Officials also maintained a strong bias toward further easing with the labour market, the key determining factor on whether there will be further monetary easing. If employment does not improve, then the Fed is open to more easing to help lower the unemployment rate.
UBS has been bearish all year, on the view that capital outflows out of emerging markets would force companies there to run their businesses for cash and to destock commodities. Until last week’s QE announcement, we had planned to hold that view until credit stress rose sufficiently in the United States to raise deflationary pressure and then to force QE.
However, with the latest move, the Fed has changed the way it operates. The Fed is now using QE to stave off deflation. Bernanke has said the Fed will use QE to speed the approach towards their unemployment target, which we believe is likely to be 5.5-6 pct. This compares to the current unemployment rate of 8.3 pct. This completely changes the game as the Fed is now implementing QE even as U.S. credit conditions are benign, and the S&P is above 1,400.

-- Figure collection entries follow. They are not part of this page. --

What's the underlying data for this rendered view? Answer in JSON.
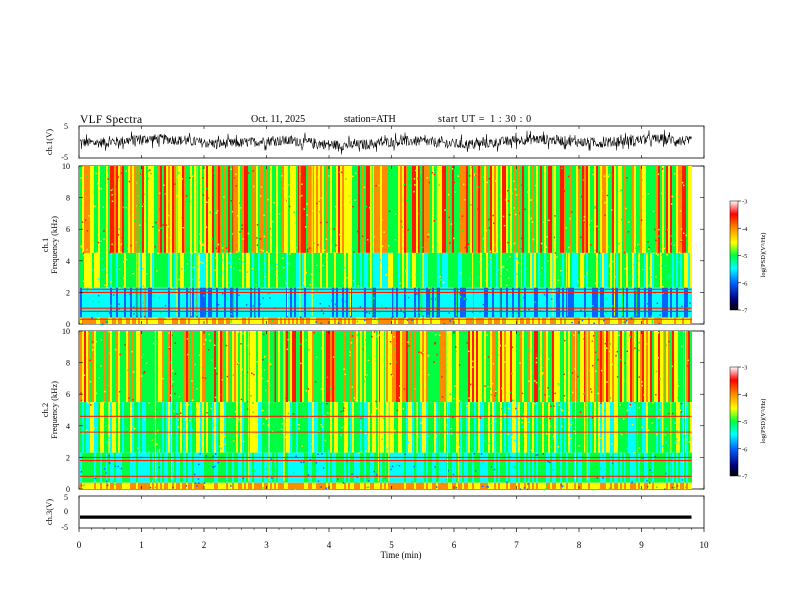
{
  "header": {
    "title": "VLF  Spectra",
    "date": "Oct. 11, 2025",
    "station": "station=ATH",
    "start_label": "start  UT  =",
    "start_time": "1 : 30 : 0"
  },
  "chart_data": [
    {
      "type": "line",
      "panel": "ch1-waveform",
      "ylabel": "ch.1(V)",
      "ylim": [
        -5,
        5
      ],
      "yticks": [
        "5",
        "-5"
      ],
      "xlim": [
        0,
        10
      ],
      "description_of_values": "broadband noise trace centered near 0 V, fluctuating roughly between -3 and +3 V over 0 to 9.8 min",
      "x_end": 9.8
    },
    {
      "type": "heatmap",
      "panel": "ch1-spectrogram",
      "ylabel": "Frequency  (kHz)",
      "channel_label": "ch.1",
      "ylim": [
        0,
        10
      ],
      "yticks": [
        "0",
        "2",
        "4",
        "6",
        "8",
        "10"
      ],
      "xlim": [
        0,
        10
      ],
      "x_end": 9.8,
      "colorbar": {
        "label": "log(PSD)(V²/Hz)",
        "range": [
          -7,
          -3
        ],
        "ticks": [
          "-3",
          "-4",
          "-5",
          "-6",
          "-7"
        ]
      }
    },
    {
      "type": "heatmap",
      "panel": "ch2-spectrogram",
      "ylabel": "Frequency  (kHz)",
      "channel_label": "ch.2",
      "ylim": [
        0,
        10
      ],
      "yticks": [
        "0",
        "2",
        "4",
        "6",
        "8",
        "10"
      ],
      "xlim": [
        0,
        10
      ],
      "x_end": 9.8,
      "colorbar": {
        "label": "log(PSD)(V²/Hz)",
        "range": [
          -7,
          -3
        ],
        "ticks": [
          "-3",
          "-4",
          "-5",
          "-6",
          "-7"
        ]
      }
    },
    {
      "type": "line",
      "panel": "ch3-waveform",
      "ylabel": "ch.3(V)",
      "ylim": [
        -5,
        5
      ],
      "yticks": [
        "5",
        "0",
        "-5"
      ],
      "xlim": [
        0,
        10
      ],
      "constant_value": -2,
      "x_end": 9.8
    }
  ],
  "x_axis": {
    "label": "Time  (min)",
    "ticks": [
      "0",
      "1",
      "2",
      "3",
      "4",
      "5",
      "6",
      "7",
      "8",
      "9",
      "10"
    ],
    "range": [
      0,
      10
    ]
  },
  "colors": {
    "red": "#ff1a00",
    "orange": "#ff8c00",
    "yellow": "#ffff00",
    "green": "#00ff40",
    "cyan": "#00ffff",
    "blue": "#0064ff",
    "black": "#000000"
  }
}
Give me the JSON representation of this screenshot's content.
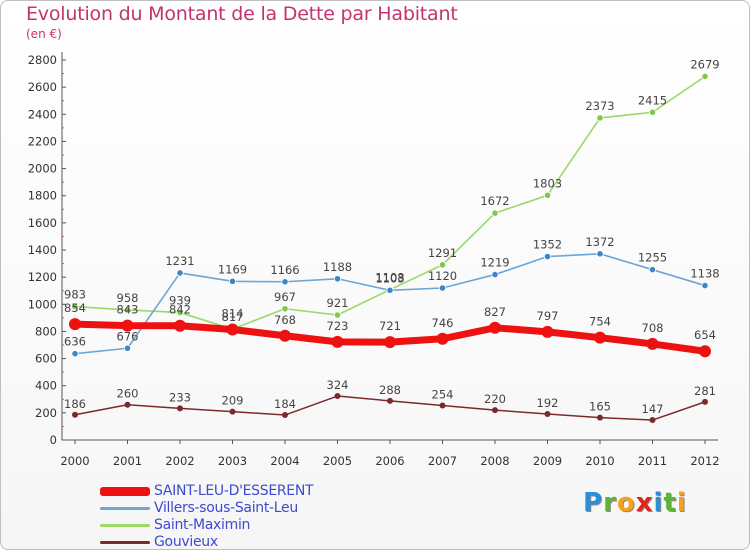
{
  "header": {
    "title": "Evolution du Montant de la Dette par Habitant",
    "subtitle": "(en €)"
  },
  "brand": {
    "letters": [
      "P",
      "r",
      "o",
      "x",
      "i",
      "t",
      "i"
    ],
    "colors": [
      "#2a8fd8",
      "#5cb531",
      "#f2a21b",
      "#e2231a",
      "#2a8fd8",
      "#5cb531",
      "#f2a21b"
    ]
  },
  "chart_data": {
    "type": "line",
    "title": "Evolution du Montant de la Dette par Habitant",
    "subtitle": "(en €)",
    "xlabel": "",
    "ylabel": "",
    "ylim": [
      0,
      2800
    ],
    "yticks": [
      0,
      200,
      400,
      600,
      800,
      1000,
      1200,
      1400,
      1600,
      1800,
      2000,
      2200,
      2400,
      2600,
      2800
    ],
    "grid": false,
    "legend_position": "bottom-left",
    "categories": [
      "2000",
      "2001",
      "2002",
      "2003",
      "2004",
      "2005",
      "2006",
      "2007",
      "2008",
      "2009",
      "2010",
      "2011",
      "2012"
    ],
    "series": [
      {
        "name": "Gouvieux",
        "color": "#7a2a2a",
        "values": [
          186,
          260,
          233,
          209,
          184,
          324,
          288,
          254,
          220,
          192,
          165,
          147,
          281
        ]
      },
      {
        "name": "Saint-Maximin",
        "color": "#9ad86a",
        "values": [
          983,
          958,
          939,
          817,
          967,
          921,
          1108,
          1291,
          1672,
          1803,
          2373,
          2415,
          2679
        ]
      },
      {
        "name": "Villers-sous-Saint-Leu",
        "color": "#6da5d4",
        "values": [
          636,
          676,
          1231,
          1169,
          1166,
          1188,
          1103,
          1120,
          1219,
          1352,
          1372,
          1255,
          1138
        ]
      },
      {
        "name": "SAINT-LEU-D'ESSERENT",
        "color": "#ee1111",
        "values": [
          854,
          843,
          842,
          814,
          768,
          723,
          721,
          746,
          827,
          797,
          754,
          708,
          654
        ]
      }
    ]
  },
  "legend": [
    {
      "label": "SAINT-LEU-D'ESSERENT",
      "color": "#ee1111",
      "text_color": "#3d4ad0"
    },
    {
      "label": "Villers-sous-Saint-Leu",
      "color": "#6da5d4",
      "text_color": "#3d4ad0"
    },
    {
      "label": "Saint-Maximin",
      "color": "#9ad86a",
      "text_color": "#3d4ad0"
    },
    {
      "label": "Gouvieux",
      "color": "#7a2a2a",
      "text_color": "#3d4ad0"
    }
  ]
}
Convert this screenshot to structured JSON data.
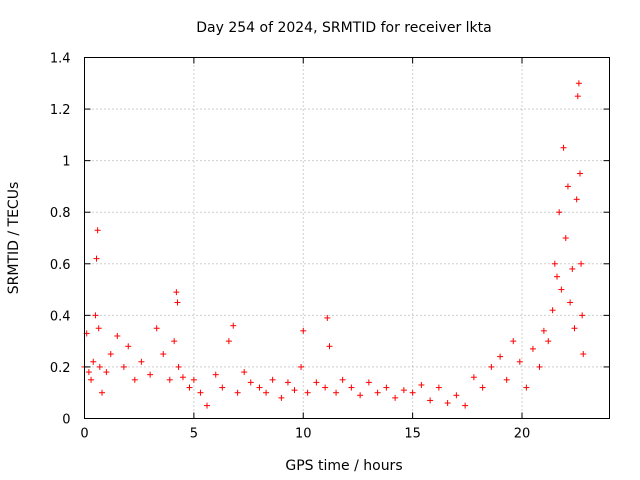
{
  "chart_data": {
    "type": "scatter",
    "title": "Day 254 of 2024, SRMTID for receiver lkta",
    "xlabel": "GPS time / hours",
    "ylabel": "SRMTID / TECUs",
    "xlim": [
      0,
      24
    ],
    "ylim": [
      0,
      1.4
    ],
    "x_ticks": [
      0,
      5,
      10,
      15,
      20
    ],
    "x_tick_labels": [
      "0",
      "5",
      "10",
      "15",
      "20"
    ],
    "y_ticks": [
      0,
      0.2,
      0.4,
      0.6,
      0.8,
      1.0,
      1.2,
      1.4
    ],
    "y_tick_labels": [
      "0",
      "0.2",
      "0.4",
      "0.6",
      "0.8",
      "1",
      "1.2",
      "1.4"
    ],
    "grid": true,
    "marker": "+",
    "color": "#ff0000",
    "series": [
      {
        "name": "SRMTID",
        "x": [
          0.0,
          0.1,
          0.2,
          0.3,
          0.4,
          0.5,
          0.55,
          0.6,
          0.65,
          0.7,
          0.8,
          1.0,
          1.2,
          1.5,
          1.8,
          2.0,
          2.3,
          2.6,
          3.0,
          3.3,
          3.6,
          3.9,
          4.1,
          4.2,
          4.25,
          4.3,
          4.5,
          4.8,
          5.0,
          5.3,
          5.6,
          6.0,
          6.3,
          6.6,
          6.8,
          7.0,
          7.3,
          7.6,
          8.0,
          8.3,
          8.6,
          9.0,
          9.3,
          9.6,
          9.9,
          10.0,
          10.2,
          10.6,
          11.0,
          11.1,
          11.2,
          11.5,
          11.8,
          12.2,
          12.6,
          13.0,
          13.4,
          13.8,
          14.2,
          14.6,
          15.0,
          15.4,
          15.8,
          16.2,
          16.6,
          17.0,
          17.4,
          17.8,
          18.2,
          18.6,
          19.0,
          19.3,
          19.6,
          19.9,
          20.2,
          20.5,
          20.8,
          21.0,
          21.2,
          21.4,
          21.5,
          21.6,
          21.7,
          21.8,
          21.9,
          22.0,
          22.1,
          22.2,
          22.3,
          22.4,
          22.5,
          22.55,
          22.6,
          22.65,
          22.7,
          22.75,
          22.8
        ],
        "y": [
          0.2,
          0.33,
          0.18,
          0.15,
          0.22,
          0.4,
          0.62,
          0.73,
          0.35,
          0.2,
          0.1,
          0.18,
          0.25,
          0.32,
          0.2,
          0.28,
          0.15,
          0.22,
          0.17,
          0.35,
          0.25,
          0.15,
          0.3,
          0.49,
          0.45,
          0.2,
          0.16,
          0.12,
          0.15,
          0.1,
          0.05,
          0.17,
          0.12,
          0.3,
          0.36,
          0.1,
          0.18,
          0.14,
          0.12,
          0.1,
          0.15,
          0.08,
          0.14,
          0.11,
          0.2,
          0.34,
          0.1,
          0.14,
          0.12,
          0.39,
          0.28,
          0.1,
          0.15,
          0.12,
          0.09,
          0.14,
          0.1,
          0.12,
          0.08,
          0.11,
          0.1,
          0.13,
          0.07,
          0.12,
          0.06,
          0.09,
          0.05,
          0.16,
          0.12,
          0.2,
          0.24,
          0.15,
          0.3,
          0.22,
          0.12,
          0.27,
          0.2,
          0.34,
          0.3,
          0.42,
          0.6,
          0.55,
          0.8,
          0.5,
          1.05,
          0.7,
          0.9,
          0.45,
          0.58,
          0.35,
          0.85,
          1.25,
          1.3,
          0.95,
          0.6,
          0.4,
          0.25
        ]
      }
    ]
  }
}
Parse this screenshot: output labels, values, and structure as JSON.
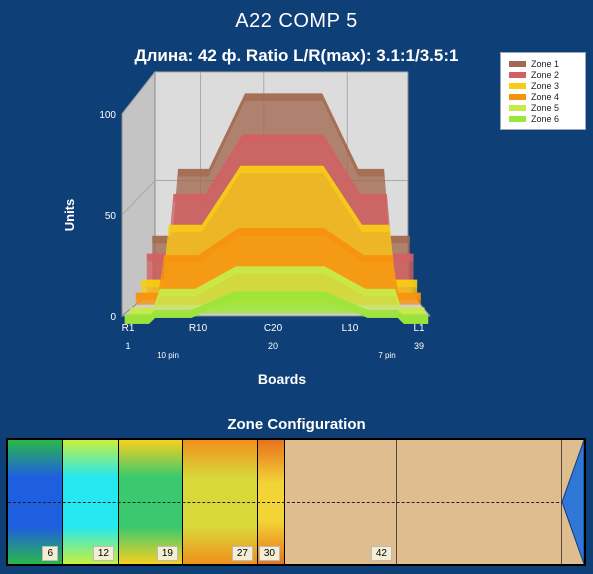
{
  "title": "A22 COMP 5",
  "subtitle": "Длина: 42 ф.  Ratio L/R(max): 3.1:1/3.5:1",
  "chart_data": {
    "type": "area",
    "ylabel": "Units",
    "xlabel": "Boards",
    "ylim": [
      0,
      100
    ],
    "yticks": [
      "0",
      "50",
      "100"
    ],
    "x_tick_labels": [
      "R1",
      "R10",
      "C20",
      "L10",
      "L1"
    ],
    "board_numbers": [
      "1",
      "20",
      "39"
    ],
    "pin_labels": [
      "10 pin",
      "7 pin"
    ],
    "legend_position": "top-right",
    "series": [
      {
        "name": "Zone 1",
        "color": "#a2694f",
        "edge": 22,
        "mid": 53,
        "center": 88
      },
      {
        "name": "Zone 2",
        "color": "#d26063",
        "edge": 16,
        "mid": 44,
        "center": 72
      },
      {
        "name": "Zone 3",
        "color": "#f7cd16",
        "edge": 6,
        "mid": 32,
        "center": 60
      },
      {
        "name": "Zone 4",
        "color": "#f7920f",
        "edge": 2,
        "mid": 20,
        "center": 33
      },
      {
        "name": "Zone 5",
        "color": "#c8ea4a",
        "edge": -3,
        "mid": 6,
        "center": 17
      },
      {
        "name": "Zone 6",
        "color": "#9ce53a",
        "edge": -5,
        "mid": -2,
        "center": 7
      }
    ]
  },
  "zone_config": {
    "title": "Zone Configuration",
    "labels": [
      "6",
      "12",
      "19",
      "27",
      "30",
      "42"
    ]
  }
}
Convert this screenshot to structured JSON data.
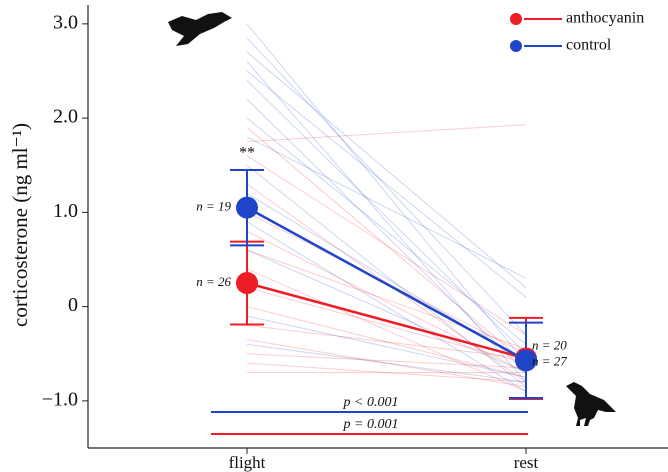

We believe the QE3 programme would trigger capital flows back to emerging markets. We believe that these capital flows are the most powerful fundamental driver of commodity prices. A key transmission mechanism of capital flows is via corporate incentives. When capital flows into emerging markets and inflation picks up, companies see profits being squeezed by a combination of rising costs, but capex remains high due to inflation and pricing power is weak.
Companies then react by gearing up to build inventories; this is an attractive proposition when real rates are low or negative. The other strategy for companies is to speculate on property due to low or negative real rates. We stress inventory build and both highly commodity intense activities.
In a situation of capital outflows, companies find themselves with thin margins and excessive debt. They are incentivised to raise cash and this is done through either destocking or selling property portfolios. When destocking and selling down property portfolios is combined with broader liquidity tightening, this generates significant fundamental pressure on commodity prices. This is the main reason we have been bearish on commodities this year.
However, QE would trigger a return of capital flows to emerging markets, which would ease liquidity, generating reflationary/inflationary pressure, as well as incentivise a restocking phase.
In China, we have seen significant consumer destocking of copper, and steelmaker destocking of iron ore. There would certainly be scope for a restock under these conditions, aided by the traditional seasonal uptick that takes place from November. Such a restocking of goods and commodities will help pushing up commodity prices.